Our teams are currently monitoring the situation.
Posted Sep 03, 2024 - 07:17 UTC

Update

The incident is still ongoing. We would like to assure you that our providers are doing their utmost to resolve this situation as quickly as possible.

As soon as the situation evolves or the incident is resolved, we will keep you informed.

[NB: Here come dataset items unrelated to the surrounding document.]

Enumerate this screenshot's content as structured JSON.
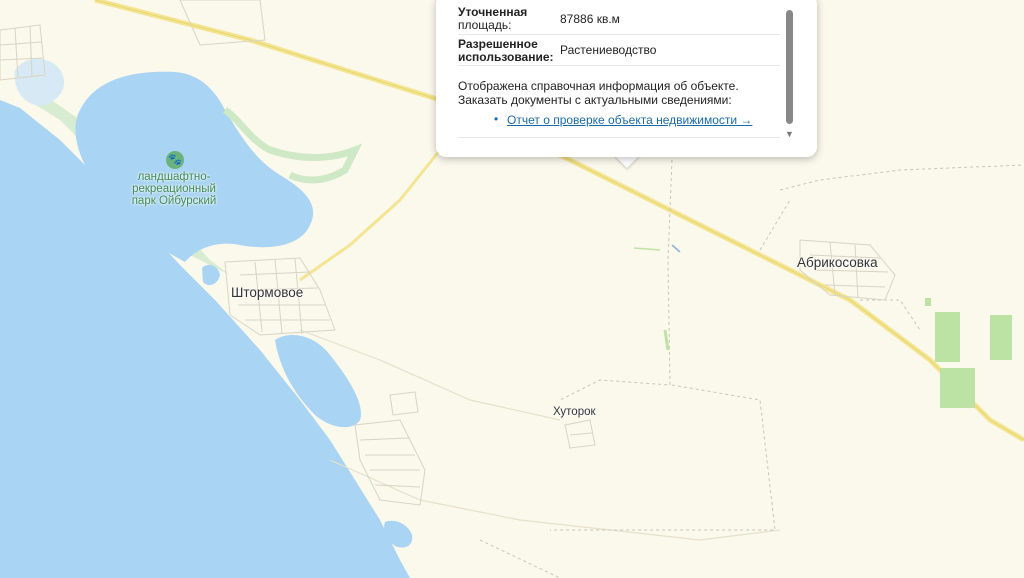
{
  "map": {
    "places": {
      "park": "ландшафтно-рекреационный парк Ойбурский",
      "park_line1": "ландшафтно-",
      "park_line2": "рекреационный",
      "park_line3": "парк Ойбурский",
      "shtormovoe": "Штормовое",
      "abrikosovka": "Абрикосовка",
      "khutorok": "Хуторок"
    },
    "colors": {
      "sea": "#a7d3f2",
      "land": "#fbf8ec",
      "road": "#f4e58c",
      "green": "#cfe8c6",
      "field": "#bfe3a6"
    }
  },
  "popup": {
    "area_label": "Уточненная площадь:",
    "area_label_line1": "Уточненная",
    "area_label_line2": "площадь:",
    "area_value": "87886 кв.м",
    "use_label_line1": "Разрешенное",
    "use_label_line2": "использование:",
    "use_value": "Растениеводство",
    "info_line1": "Отображена справочная информация об объекте.",
    "info_line2": "Заказать документы с актуальными сведениями:",
    "report_link": "Отчет о проверке объекта недвижимости →"
  }
}
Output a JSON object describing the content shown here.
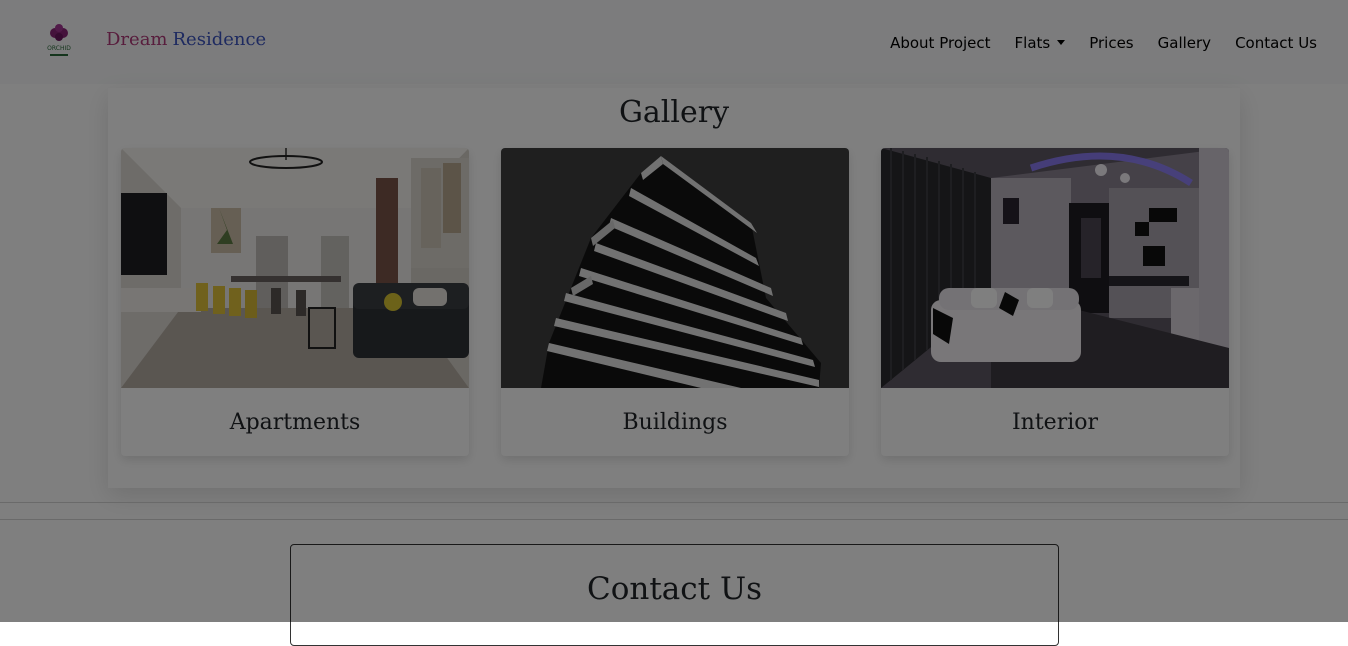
{
  "brand": {
    "logo_text": "ORCHID",
    "name_part1": "Dream",
    "name_part2": "Residence"
  },
  "nav": {
    "about": "About Project",
    "flats": "Flats",
    "prices": "Prices",
    "gallery": "Gallery",
    "contact": "Contact Us"
  },
  "gallery": {
    "title": "Gallery",
    "cards": [
      {
        "label": "Apartments"
      },
      {
        "label": "Buildings"
      },
      {
        "label": "Interior"
      }
    ]
  },
  "contact": {
    "title": "Contact Us"
  },
  "colors": {
    "brand_pink": "#b03a7a",
    "brand_blue": "#3c55c0",
    "backdrop": "rgba(0,0,0,0.5)"
  }
}
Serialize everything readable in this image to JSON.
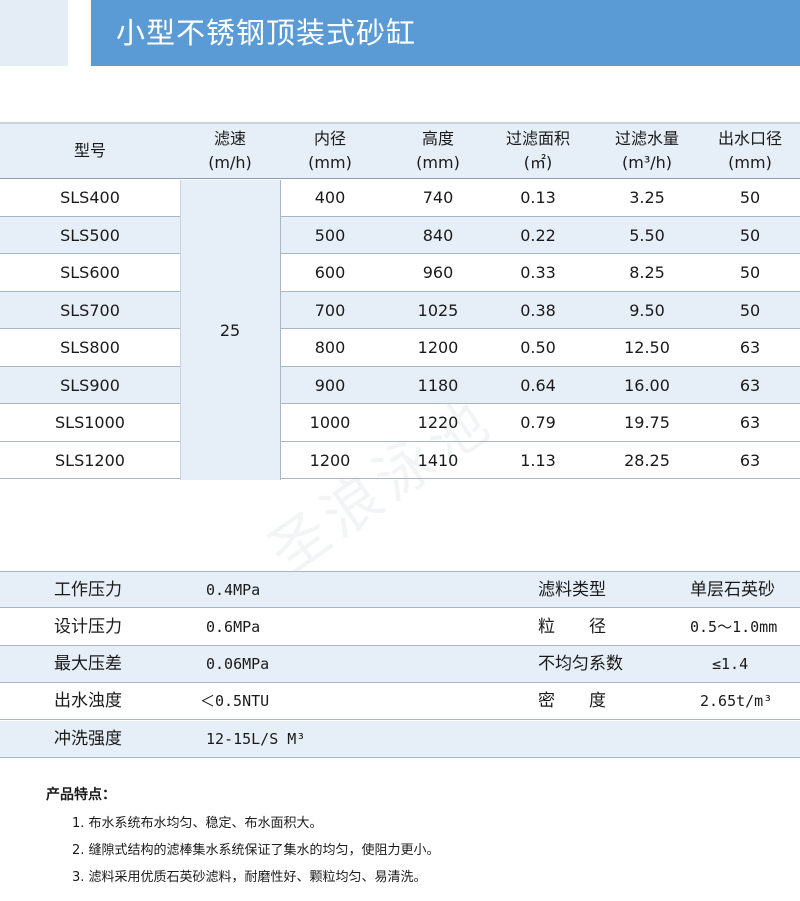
{
  "title": "小型不锈钢顶装式砂缸",
  "spec_table": {
    "headers": [
      {
        "line1": "型号",
        "line2": ""
      },
      {
        "line1": "滤速",
        "line2": "(m/h)"
      },
      {
        "line1": "内径",
        "line2": "(mm)"
      },
      {
        "line1": "高度",
        "line2": "(mm)"
      },
      {
        "line1": "过滤面积",
        "line2": "(㎡)"
      },
      {
        "line1": "过滤水量",
        "line2": "(m³/h)"
      },
      {
        "line1": "出水口径",
        "line2": "(mm)"
      }
    ],
    "filter_speed": "25",
    "rows": [
      {
        "model": "SLS400",
        "diameter": "400",
        "height": "740",
        "area": "0.13",
        "flow": "3.25",
        "outlet": "50"
      },
      {
        "model": "SLS500",
        "diameter": "500",
        "height": "840",
        "area": "0.22",
        "flow": "5.50",
        "outlet": "50"
      },
      {
        "model": "SLS600",
        "diameter": "600",
        "height": "960",
        "area": "0.33",
        "flow": "8.25",
        "outlet": "50"
      },
      {
        "model": "SLS700",
        "diameter": "700",
        "height": "1025",
        "area": "0.38",
        "flow": "9.50",
        "outlet": "50"
      },
      {
        "model": "SLS800",
        "diameter": "800",
        "height": "1200",
        "area": "0.50",
        "flow": "12.50",
        "outlet": "63"
      },
      {
        "model": "SLS900",
        "diameter": "900",
        "height": "1180",
        "area": "0.64",
        "flow": "16.00",
        "outlet": "63"
      },
      {
        "model": "SLS1000",
        "diameter": "1000",
        "height": "1220",
        "area": "0.79",
        "flow": "19.75",
        "outlet": "63"
      },
      {
        "model": "SLS1200",
        "diameter": "1200",
        "height": "1410",
        "area": "1.13",
        "flow": "28.25",
        "outlet": "63"
      }
    ]
  },
  "watermark": "圣浪泳池",
  "params": [
    {
      "label": "工作压力",
      "value": "0.4MPa",
      "label2": "滤料类型",
      "value2": "单层石英砂"
    },
    {
      "label": "设计压力",
      "value": "0.6MPa",
      "label2": "粒　　径",
      "value2": "0.5～1.0mm"
    },
    {
      "label": "最大压差",
      "value": "0.06MPa",
      "label2": "不均匀系数",
      "value2": "≤1.4"
    },
    {
      "label": "出水浊度",
      "value": "＜0.5NTU",
      "label2": "密　　度",
      "value2": "2.65t/m³"
    },
    {
      "label": "冲洗强度",
      "value": "12-15L/S M³",
      "label2": "",
      "value2": ""
    }
  ],
  "features": {
    "title": "产品特点：",
    "items": [
      "1. 布水系统布水均匀、稳定、布水面积大。",
      "2. 缝隙式结构的滤棒集水系统保证了集水的均匀，使阻力更小。",
      "3. 滤料采用优质石英砂滤料，耐磨性好、颗粒均匀、易清洗。"
    ]
  }
}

Thank you for your understanding
Posted Sep 02, 2024 - 17:32 UTC

Update

Our providers continuing to work on a fix for this issue.
Posted Sep 02, 2024 - 12:54 UTC

Identified

The issue has been identified and a fix is being implemented.
Posted Sep 02, 2024 - 12:33 UTC

Investigating

Start time : 02/09/2024 10:30 UTC
Service impact : API calls to metrics endpoints are erroring. Database service functionality is not impacted and should continue to work as expected.
Ongoing actions : Investigating
Our providers are working on the issue.
Update will be posted as significant progress is made.
Posted Sep 02, 2024 - 12:33 UTC
This incident affected: Data & Analytics || Kafka (BHS, DE, GRA, SBG, UK, WAW), Databases || Cassandra (BHS, DE, SBG, UK, WAW), Data & Analytics || Grafana (BHS, DE, GRA, SBG, UK, WAW), Data & Analytics || Kafka Connect (BHS, DE, GRA, SBG, UK, WAW), Data & Analytics || Kafka MirrorMaker (BHS, DE, GRA, SBG, UK, WAW), Databases || MySQL (BHS, DE, GRA, SBG, UK, WAW), Data & Analytics || OpenSearch (BHS, DE, GRA, SBG, UK, WAW), Databases || PostgreSQL (BHS, DE, GRA, SBG, UK, WAW), Databases || Caching (BHS, DE, GRA, SBG, UK, WAW), Databases || M3 Aggregator (BHS, DE, GRA, SBG, UK, WAW), and Databases || M3DB (BHS, DE, GRA, SBG, UK, WAW).